There are some cases where the crime policy may respond depending upon the claim scenario and the endorsements included on your crime policy. An example where coverage may be available is if one of your employees is working at a client's facility and your employee steals electronic data that causes a financial loss to your client. It is still uncertain rather or not a carrier will pay the insured who can turn around and indemnify their client, even if electronic data is considered a covered property. The "Clients' Property Endorsement" must be included on the policy for the possibility of a claim payout. The endorsement states "that the insurer will pay for loss of money, securities or other property sustained by the named insured's client resulting from theft committed by an identified employee acting alone or in collusion." ("Malecki")

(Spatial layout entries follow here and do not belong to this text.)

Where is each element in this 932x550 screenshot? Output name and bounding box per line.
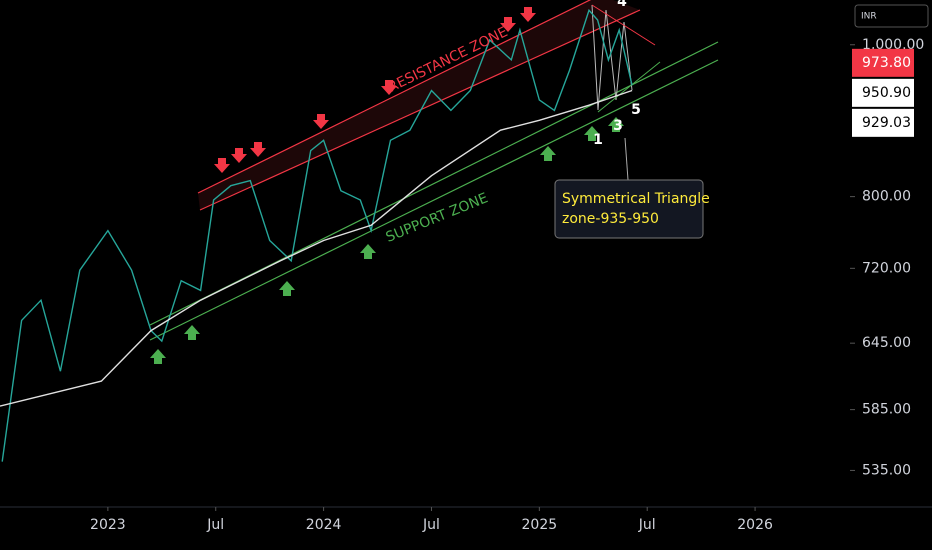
price-label: 929.03 xyxy=(862,115,911,131)
price-label-box xyxy=(852,108,914,137)
price-line xyxy=(0,89,633,407)
triangle-top xyxy=(591,4,656,46)
sell-arrows xyxy=(214,7,536,173)
x-tick-label: 2024 xyxy=(306,517,342,533)
up-arrow xyxy=(279,281,295,296)
y-tick-label: 535.00 xyxy=(862,462,911,478)
resistance-fill xyxy=(198,0,640,210)
price-label: 950.90 xyxy=(862,85,911,101)
y-tick-label: 645.00 xyxy=(862,335,911,351)
wave-label: 3 xyxy=(613,118,623,134)
down-arrow xyxy=(381,80,397,95)
currency: INR xyxy=(861,12,877,22)
up-arrow xyxy=(584,126,600,141)
buy-arrows xyxy=(150,117,624,364)
resistance-line xyxy=(197,0,592,194)
down-arrow xyxy=(520,7,536,22)
price-line xyxy=(1,8,633,462)
axis-labels: 535.00 585.00 645.00 720.00 800.00 1,000.00 20… xyxy=(90,37,924,533)
x-tick-label: Jul xyxy=(422,517,440,533)
resistance-line xyxy=(199,9,641,211)
up-arrow xyxy=(540,146,556,161)
support-line xyxy=(149,59,719,341)
wave-label: 5 xyxy=(631,102,641,118)
currency-box[interactable] xyxy=(854,4,929,28)
wave-labels: 1 3 4 5 xyxy=(593,0,641,148)
resistance-channel xyxy=(197,0,641,211)
y-tick-label: 800.00 xyxy=(862,189,911,205)
callout-text: Symmetrical Triangle xyxy=(562,191,710,207)
price-label: 973.80 xyxy=(862,55,911,71)
price-label-box xyxy=(852,48,914,77)
wave-label: 1 xyxy=(593,132,603,148)
plot xyxy=(0,8,633,462)
x-tick-label: 2025 xyxy=(522,517,558,533)
down-arrow xyxy=(214,158,230,173)
y-tick-label: 720.00 xyxy=(862,260,911,276)
x-tick-label: Jul xyxy=(206,517,224,533)
down-arrow xyxy=(250,142,266,157)
wave-line xyxy=(591,4,633,111)
up-arrow xyxy=(360,244,376,259)
price-label-box xyxy=(852,78,914,107)
x-tick-label: Jul xyxy=(638,517,656,533)
wave-label: 4 xyxy=(617,0,627,10)
triangle-bottom xyxy=(597,61,661,113)
up-arrow xyxy=(608,117,624,132)
x-tick-label: 2023 xyxy=(90,517,126,533)
y-tick-label: 585.00 xyxy=(862,402,911,418)
callout-text: zone-935-950 xyxy=(562,211,659,227)
x-tick-label: 2026 xyxy=(737,517,773,533)
down-arrow xyxy=(500,17,516,32)
up-arrow xyxy=(150,349,166,364)
y-tick-label: 1,000.00 xyxy=(862,37,924,53)
down-arrow xyxy=(313,114,329,129)
callout-box xyxy=(554,179,704,239)
down-arrow xyxy=(231,148,247,163)
up-arrow xyxy=(184,325,200,340)
callout-line xyxy=(624,137,629,181)
triangle xyxy=(591,4,661,113)
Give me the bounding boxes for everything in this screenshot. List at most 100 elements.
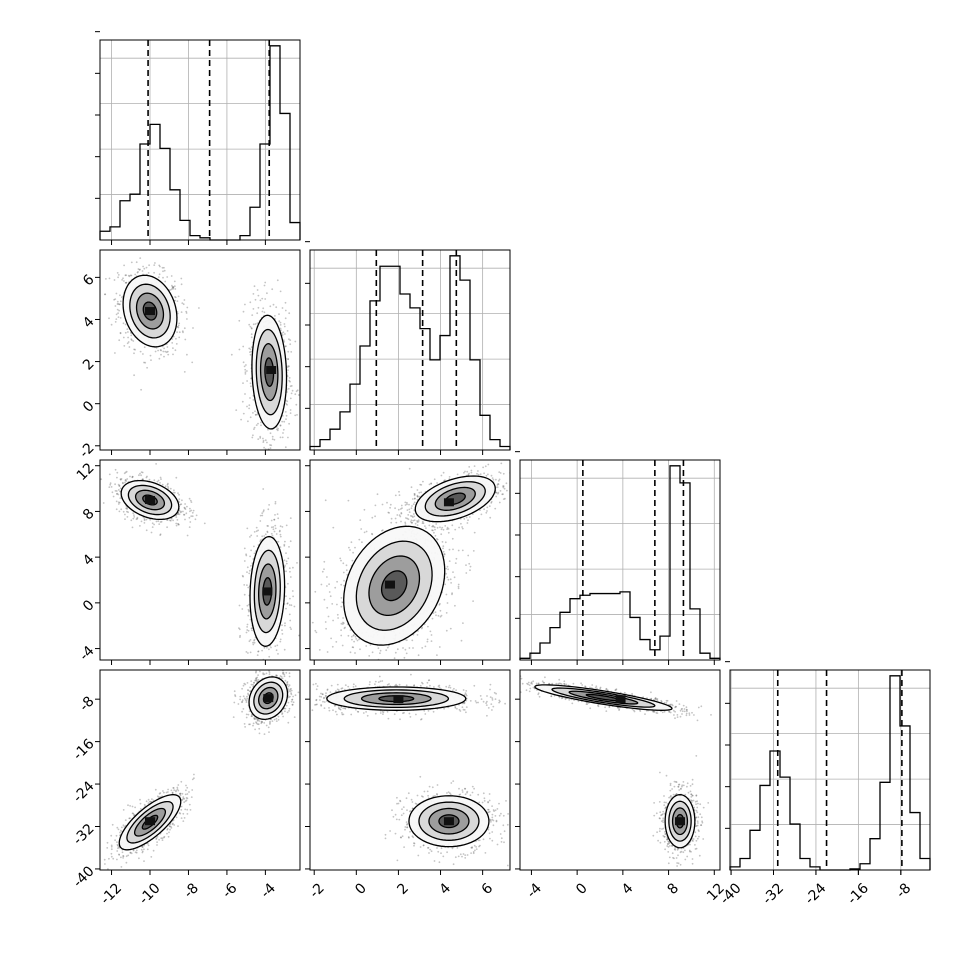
scatter-point bbox=[275, 674, 278, 677]
scatter-point bbox=[296, 389, 299, 392]
scatter-point bbox=[285, 345, 287, 347]
scatter-point bbox=[252, 683, 254, 686]
scatter-point bbox=[169, 289, 172, 291]
scatter-point bbox=[127, 854, 130, 857]
scatter-point bbox=[250, 549, 253, 552]
scatter-point bbox=[279, 546, 282, 548]
scatter-point bbox=[181, 792, 184, 795]
scatter-point bbox=[246, 405, 248, 408]
scatter-point bbox=[287, 436, 289, 439]
scatter-point bbox=[282, 432, 284, 434]
scatter-point bbox=[259, 520, 262, 522]
scatter-point bbox=[175, 524, 178, 527]
scatter-point bbox=[282, 331, 285, 334]
scatter-point bbox=[140, 520, 143, 523]
scatter-point bbox=[164, 350, 167, 353]
scatter-point bbox=[250, 336, 253, 339]
scatter-point bbox=[281, 526, 284, 528]
scatter-point bbox=[119, 478, 122, 481]
scatter-point bbox=[173, 824, 176, 826]
contour-line bbox=[255, 328, 283, 416]
scatter-point bbox=[159, 533, 162, 536]
scatter-point bbox=[270, 444, 273, 447]
scatter-point bbox=[117, 483, 120, 486]
scatter-point bbox=[142, 478, 145, 481]
scatter-point bbox=[261, 649, 263, 652]
scatter-point bbox=[252, 412, 254, 414]
density-peak bbox=[145, 307, 155, 316]
scatter-point bbox=[307, 684, 309, 686]
scatter-point bbox=[131, 812, 134, 815]
panel-frame bbox=[309, 249, 511, 451]
scatter-point bbox=[289, 540, 292, 543]
scatter-point bbox=[284, 317, 287, 320]
y-tick-label: 0 bbox=[80, 597, 98, 615]
scatter-point bbox=[93, 464, 95, 466]
scatter-point bbox=[189, 507, 191, 510]
scatter-point bbox=[248, 323, 251, 326]
scatter-point bbox=[249, 301, 252, 304]
scatter-point bbox=[281, 629, 283, 632]
scatter-point bbox=[194, 518, 197, 521]
scatter-point bbox=[287, 387, 290, 390]
scatter-point bbox=[126, 342, 129, 345]
scatter-point bbox=[255, 526, 258, 529]
scatter-point bbox=[263, 647, 266, 649]
scatter-point bbox=[130, 274, 133, 277]
scatter-point bbox=[110, 323, 113, 326]
scatter-point bbox=[185, 789, 187, 792]
scatter-point bbox=[279, 327, 282, 330]
scatter-point bbox=[109, 483, 112, 486]
scatter-point bbox=[154, 262, 156, 264]
scatter-point bbox=[242, 345, 245, 348]
scatter-point bbox=[147, 798, 150, 801]
scatter-point bbox=[294, 340, 297, 343]
scatter-point bbox=[246, 697, 249, 700]
scatter-point bbox=[147, 802, 150, 804]
scatter-point bbox=[159, 476, 162, 479]
scatter-point bbox=[126, 508, 128, 510]
scatter-point bbox=[128, 275, 131, 278]
scatter-point bbox=[139, 268, 141, 271]
scatter-point bbox=[176, 513, 179, 515]
scatter-point bbox=[147, 844, 150, 847]
scatter-point bbox=[180, 503, 183, 505]
scatter-point bbox=[287, 685, 290, 688]
scatter-point bbox=[286, 681, 289, 683]
scatter-point bbox=[186, 793, 189, 795]
scatter-point bbox=[271, 720, 274, 722]
scatter-point bbox=[263, 311, 266, 314]
scatter-point bbox=[168, 831, 170, 834]
scatter-point bbox=[114, 352, 116, 354]
scatter-point bbox=[114, 298, 117, 300]
scatter-point bbox=[253, 552, 256, 555]
scatter-point bbox=[158, 792, 161, 795]
y-tick-label: 4 bbox=[80, 314, 98, 332]
scatter-point bbox=[130, 338, 133, 340]
scatter-point bbox=[117, 503, 120, 505]
scatter-point bbox=[266, 441, 268, 444]
scatter-point bbox=[131, 476, 134, 479]
scatter-point bbox=[161, 483, 164, 486]
scatter-point bbox=[256, 312, 259, 315]
scatter-point bbox=[175, 476, 178, 479]
scatter-point bbox=[117, 493, 120, 496]
scatter-point bbox=[287, 358, 289, 361]
scatter-point bbox=[177, 326, 180, 329]
scatter-point bbox=[115, 292, 118, 295]
scatter-point bbox=[125, 281, 128, 284]
scatter-point bbox=[253, 531, 256, 533]
scatter-point bbox=[145, 800, 148, 803]
scatter-point bbox=[171, 286, 174, 289]
scatter-point bbox=[179, 792, 181, 795]
scatter-point bbox=[246, 380, 249, 382]
scatter-point bbox=[118, 510, 121, 513]
scatter-point bbox=[108, 277, 111, 280]
scatter-point bbox=[256, 289, 259, 291]
scatter-point bbox=[249, 618, 252, 621]
scatter-point bbox=[124, 513, 126, 516]
scatter-point bbox=[153, 271, 156, 274]
density-peak bbox=[262, 587, 273, 596]
scatter-point bbox=[259, 673, 261, 675]
density-panel-x1-x4 bbox=[99, 669, 309, 871]
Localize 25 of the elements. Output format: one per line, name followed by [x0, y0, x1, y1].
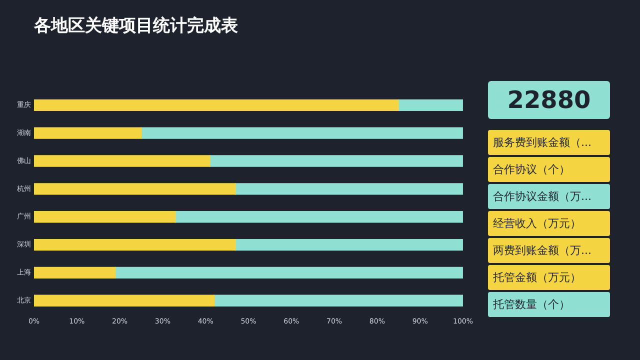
- text: 合作协议（个）: [488, 157, 610, 182]
- bar: [34, 211, 176, 223]
- chart-title: 各地区关键项目统计完成表: [34, 15, 238, 37]
- bar: [34, 127, 142, 139]
- bar: [34, 183, 236, 195]
- text: 两费到账金额（万...: [488, 238, 610, 263]
- text: 22880: [488, 81, 610, 119]
- text: 托管金额（万元）: [488, 265, 610, 290]
- text: 合作协议金额（万...: [488, 184, 610, 209]
- text: 服务费到账金额（...: [488, 130, 610, 155]
- text: 托管数量（个）: [488, 292, 610, 317]
- bar: [214, 294, 463, 306]
- bar: [235, 183, 463, 195]
- bar: [34, 294, 215, 306]
- bar: [115, 266, 463, 279]
- bar: [34, 99, 399, 111]
- bar: [175, 211, 463, 223]
- bar: [235, 238, 463, 251]
- bar: [398, 99, 463, 111]
- bar: [34, 266, 116, 279]
- bar: [34, 238, 236, 251]
- text: 经营收入（万元）: [488, 211, 610, 236]
- bar: [140, 127, 463, 139]
- bar: [34, 155, 210, 167]
- bar: [210, 155, 463, 167]
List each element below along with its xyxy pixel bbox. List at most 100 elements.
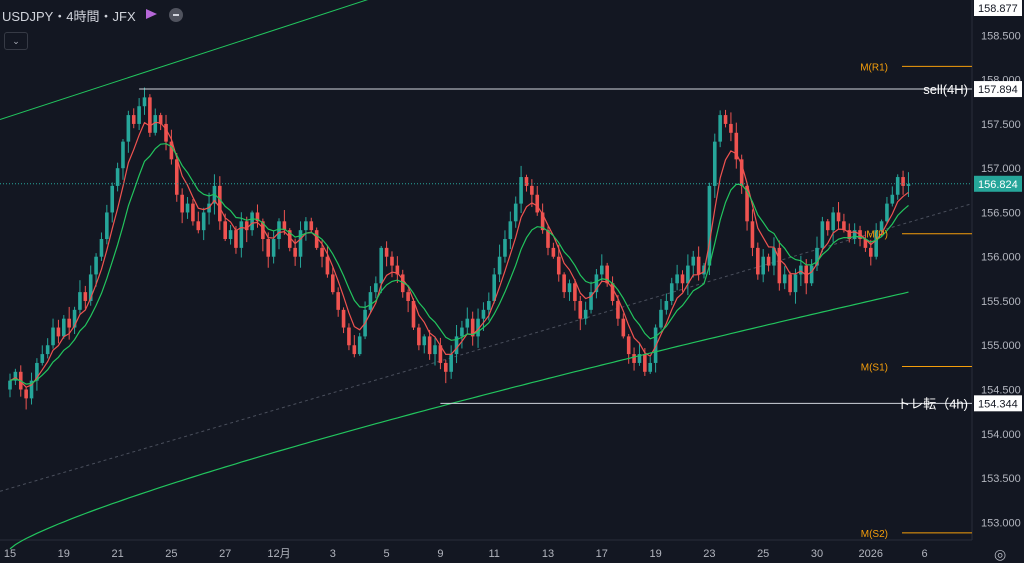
lower-dashed-trendline [0,203,973,492]
candle-body [94,256,98,275]
x-tick-label: 12月 [267,548,290,560]
candle-body [357,336,362,355]
candle-body [164,123,168,142]
pivot-label: M(P) [866,230,888,241]
candle-body [626,336,631,355]
x-tick-label: 19 [58,548,70,560]
flag-icon[interactable] [146,9,157,19]
candle-body [863,239,868,248]
candle-body [605,265,609,284]
x-tick-label: 21 [111,548,123,560]
candle-body [691,256,696,266]
candle-body [191,203,195,222]
candle-body [379,247,384,284]
candle-body [820,221,825,248]
candle-body [228,230,233,240]
candle-body [497,256,502,275]
top-price-box [974,0,1022,16]
candle-body [600,265,604,275]
candle-body [906,184,911,186]
candle-body [766,256,771,266]
candle-body [562,274,566,293]
minus-circle-icon[interactable] [169,8,183,22]
annotation-price-label: 157.894 [978,84,1018,96]
y-tick-label: 157.000 [981,163,1021,175]
candle-body [266,239,271,257]
candle-body [234,230,238,248]
candle-body [739,159,744,186]
pivot-label: M(R1) [860,62,888,73]
candle-body [901,177,905,186]
candle-body [874,230,878,257]
y-tick-label: 156.500 [981,207,1021,219]
y-tick-label: 154.500 [981,385,1021,397]
candle-body [847,230,852,240]
candle-body [648,362,653,372]
x-tick-label: 3 [330,548,336,560]
candle-body [750,221,755,248]
settings-icon[interactable]: ◎ [994,546,1007,562]
candle-body [879,221,884,231]
candle-body [244,221,249,231]
candle-body [831,212,835,231]
candle-body [707,185,712,266]
candle-body [535,194,540,213]
collapse-chevron-icon[interactable]: ⌄ [4,32,28,50]
candle-body [745,185,749,222]
x-tick-label: 11 [488,548,499,560]
candle-body [675,274,679,284]
x-tick-label: 5 [384,548,390,560]
x-tick-label: 9 [437,548,443,560]
candle-body [842,221,846,231]
y-tick-label: 155.500 [981,296,1021,308]
candle-body [121,141,125,169]
candle-body [503,239,507,257]
candle-body [271,239,276,257]
candle-body [298,230,303,257]
candle-body [62,318,66,337]
candle-body [869,247,873,257]
candle-body [578,300,583,319]
candle-body [551,247,556,257]
candle-body [696,256,701,275]
current-price-box [974,175,1022,192]
candle-body [153,115,158,133]
y-tick-label: 157.500 [981,119,1021,131]
candle-body [169,141,174,160]
candle-body [487,300,491,310]
candle-body [476,318,480,337]
candle-body [35,362,39,381]
candle-body [890,194,895,204]
annotation-label: sell(4H) [923,82,968,97]
candle-body [643,354,647,372]
candle-body [341,309,346,328]
y-tick-label: 158.500 [981,30,1021,42]
y-tick-label: 154.000 [981,429,1021,441]
candle-body [508,221,513,240]
x-tick-label: 13 [542,548,554,560]
candle-body [325,256,330,275]
candle-body [250,212,254,231]
symbol-title[interactable]: USDJPY・4時間・JFX [2,9,136,24]
pivot-label: M(S2) [861,529,888,540]
candle-body [148,97,152,133]
candle-body [422,336,427,346]
candle-body [449,354,453,372]
candle-body [567,283,572,293]
top-price-label: 158.877 [978,3,1018,15]
candle-body [454,336,459,355]
candle-body [589,292,593,310]
candle-body [460,327,464,337]
candle-body [24,389,28,399]
candle-body [347,327,351,346]
candle-body [433,345,437,355]
annotation-price-box [974,81,1022,98]
candle-body [110,185,115,213]
candle-body [895,177,900,195]
candle-body [374,283,378,293]
candle-body [573,283,577,301]
candle-body [287,230,292,248]
candle-body [712,141,717,186]
candle-body [180,194,184,213]
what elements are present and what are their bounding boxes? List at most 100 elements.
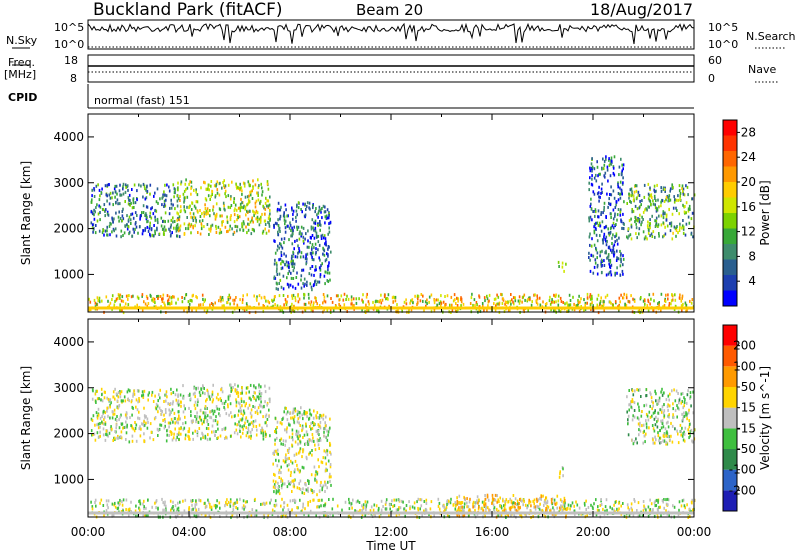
station-title: Buckland Park (fitACF) bbox=[93, 0, 283, 20]
heatmap-cell bbox=[662, 439, 664, 443]
heatmap-cell bbox=[200, 227, 203, 231]
heatmap-cell bbox=[300, 232, 303, 236]
heatmap-cell bbox=[647, 226, 649, 229]
heatmap-cell bbox=[101, 299, 103, 303]
heatmap-cell bbox=[127, 297, 129, 301]
heatmap-cell bbox=[208, 395, 211, 399]
heatmap-cell bbox=[607, 253, 610, 257]
heatmap-cell bbox=[482, 509, 485, 513]
heatmap-cell bbox=[291, 206, 293, 210]
heatmap-cell bbox=[540, 495, 543, 498]
heatmap-cell bbox=[178, 417, 180, 421]
colorbar-frame bbox=[722, 324, 738, 512]
heatmap-cell bbox=[279, 278, 282, 282]
heatmap-cell bbox=[151, 505, 153, 509]
heatmap-cell bbox=[451, 308, 454, 312]
heatmap-cell bbox=[154, 191, 156, 195]
heatmap-cell bbox=[163, 400, 165, 403]
heatmap-cell bbox=[277, 514, 279, 518]
heatmap-cell bbox=[608, 197, 610, 201]
heatmap-cell bbox=[236, 229, 238, 233]
heatmap-cell bbox=[168, 295, 171, 299]
heatmap-cell bbox=[589, 204, 592, 208]
heatmap-cell bbox=[210, 302, 213, 305]
heatmap-cell bbox=[661, 408, 663, 412]
heatmap-cell bbox=[276, 267, 278, 271]
heatmap-cell bbox=[114, 417, 117, 421]
heatmap-cell bbox=[96, 431, 99, 435]
heatmap-cell bbox=[593, 225, 595, 229]
heatmap-cell bbox=[690, 301, 693, 305]
heatmap-cell bbox=[662, 411, 665, 415]
heatmap-cell bbox=[290, 257, 293, 261]
heatmap-cell bbox=[385, 498, 388, 502]
heatmap-cell bbox=[259, 396, 262, 400]
heatmap-cell bbox=[349, 501, 352, 505]
heatmap-cell bbox=[234, 422, 236, 426]
heatmap-cell bbox=[584, 301, 587, 305]
colorbar-segment bbox=[723, 325, 737, 346]
heatmap-cell bbox=[92, 433, 94, 437]
heatmap-cell bbox=[154, 229, 156, 233]
heatmap-cell bbox=[302, 226, 305, 230]
heatmap-cell bbox=[233, 431, 236, 435]
heatmap-cell bbox=[643, 504, 645, 508]
heatmap-cell bbox=[327, 247, 329, 251]
heatmap-cell bbox=[296, 203, 298, 207]
heatmap-cell bbox=[108, 202, 111, 206]
heatmap-cell bbox=[275, 287, 278, 291]
heatmap-cell bbox=[605, 251, 607, 255]
heatmap-cell bbox=[658, 301, 660, 304]
heatmap-cell bbox=[553, 300, 555, 304]
heatmap-cell bbox=[678, 229, 681, 232]
heatmap-cell bbox=[314, 252, 317, 256]
heatmap-cell bbox=[624, 302, 626, 306]
heatmap-cell bbox=[143, 432, 145, 436]
heatmap-cell bbox=[101, 187, 103, 191]
heatmap-cell bbox=[143, 420, 145, 424]
heatmap-cell bbox=[154, 394, 156, 398]
heatmap-cell bbox=[307, 229, 309, 233]
heatmap-cell bbox=[91, 505, 94, 509]
heatmap-cell bbox=[313, 221, 315, 225]
heatmap-cell bbox=[109, 191, 112, 195]
heatmap-cell bbox=[610, 263, 613, 267]
heatmap-cell bbox=[295, 452, 298, 456]
heatmap-cell bbox=[218, 231, 221, 235]
heatmap-cell bbox=[150, 294, 152, 298]
heatmap-cell bbox=[321, 216, 323, 220]
heatmap-cell bbox=[295, 432, 297, 436]
heatmap-cell bbox=[286, 464, 289, 468]
heatmap-cell bbox=[425, 304, 427, 308]
colorbar-segment bbox=[723, 275, 737, 291]
heatmap-cell bbox=[642, 218, 644, 221]
heatmap-cell bbox=[307, 292, 310, 296]
heatmap-cell bbox=[202, 411, 205, 415]
heatmap-cell bbox=[681, 309, 683, 313]
heatmap-cell bbox=[668, 514, 670, 517]
heatmap-cell bbox=[166, 433, 168, 437]
heatmap-cell bbox=[262, 434, 265, 438]
heatmap-cell bbox=[111, 294, 114, 298]
heatmap-cell bbox=[300, 274, 303, 278]
heatmap-cell bbox=[237, 384, 239, 388]
heatmap-cell bbox=[291, 432, 294, 436]
heatmap-cell bbox=[170, 417, 173, 421]
heatmap-cell bbox=[393, 498, 395, 502]
heatmap-cell bbox=[262, 229, 265, 233]
heatmap-cell bbox=[604, 509, 606, 513]
colorbar-segment bbox=[723, 345, 737, 367]
heatmap-cell bbox=[240, 186, 243, 190]
heatmap-cell bbox=[499, 513, 501, 517]
heatmap-cell bbox=[264, 201, 267, 205]
heatmap-cell bbox=[273, 262, 276, 266]
heatmap-cell bbox=[687, 209, 690, 213]
heatmap-cell bbox=[120, 430, 123, 434]
heatmap-cell bbox=[588, 256, 590, 259]
heatmap-cell bbox=[483, 504, 486, 508]
heatmap-cell bbox=[637, 219, 639, 223]
heatmap-cell bbox=[317, 211, 320, 215]
heatmap-cell bbox=[329, 278, 331, 282]
heatmap-cell bbox=[252, 186, 254, 190]
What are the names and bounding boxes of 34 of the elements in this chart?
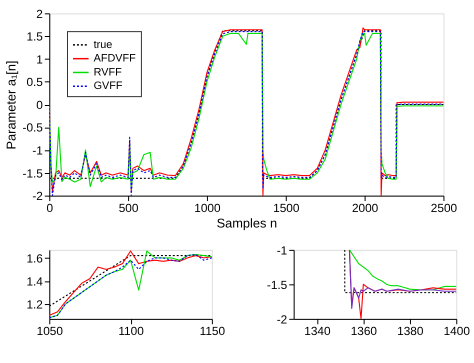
x-tick-label: 500 <box>118 200 139 215</box>
y-axis-title: Parameter a₁[n] <box>4 60 19 150</box>
x-tick-label: 0 <box>46 200 54 215</box>
x-tick-label: 1500 <box>273 200 300 215</box>
y-tick-label: 1.6 <box>26 251 44 266</box>
x-tick-label: 1000 <box>194 200 222 215</box>
y-tick-label: 1 <box>36 52 43 66</box>
x-tick-label: 1400 <box>444 324 470 338</box>
legend-label: GVFF <box>94 80 123 92</box>
x-tick-label: 1050 <box>36 324 64 338</box>
y-tick-label: -1 <box>276 243 288 258</box>
x-tick-label: 1150 <box>200 324 226 338</box>
y-tick-label: 0 <box>36 98 44 112</box>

Recommended Risk Management Procedures:

1. Control Access
2. Conduct Due Diligence of partners, vendors, and employees
3. Be relentless in attacking Intellectual Property Piracy
4. Record Trademarks with the US Customs & Border Protection Agency
5. Purchasing a Cyber Liability Policy

Now is the time to ensure that your company is properly protected from informational and data theft.

References:

Kroll. Information Theft At Global Companies Surpasses All Other Forms of Fraud for First Time. 18 October 2010. http://www.kroll.com/news/releases/index.aspx?id=23082

Malecki, Donald. Rough Notes. November 1, 2002.

Monday, October 11, 2010

Law Banning Texting while Driving

You may have already heard, but I wanted to give you a heads up that Cincinnati has now implemented a ban on texting and accessing the internet on your mobile device while driving. Furthermore, Kentucky implemented a similar law back in July.

As a corporate entity it is imperative that your employees do not text or access the internet while driving on company business. If your employees are using their mobile devices while driving they are not only opening the company (and themselves) up to fines, but are also increasing the risk of auto accidents and negligent entrustment law suits. Have you reviewed your motor safety program recently? Have you implemented the proper procedures?

A few statistics to share:

- 80% of auto accidents are caused by driver distraction within 3 seconds of the event.

- 65% of near accidents are caused by driver distraction.

- Estimates show that 57% of drivers text while operating a motor vehicle.

- A study done by the American Automobile Association found that 46% of teenaged drivers text while driving and that 37% say that texting is extremely or very distracting.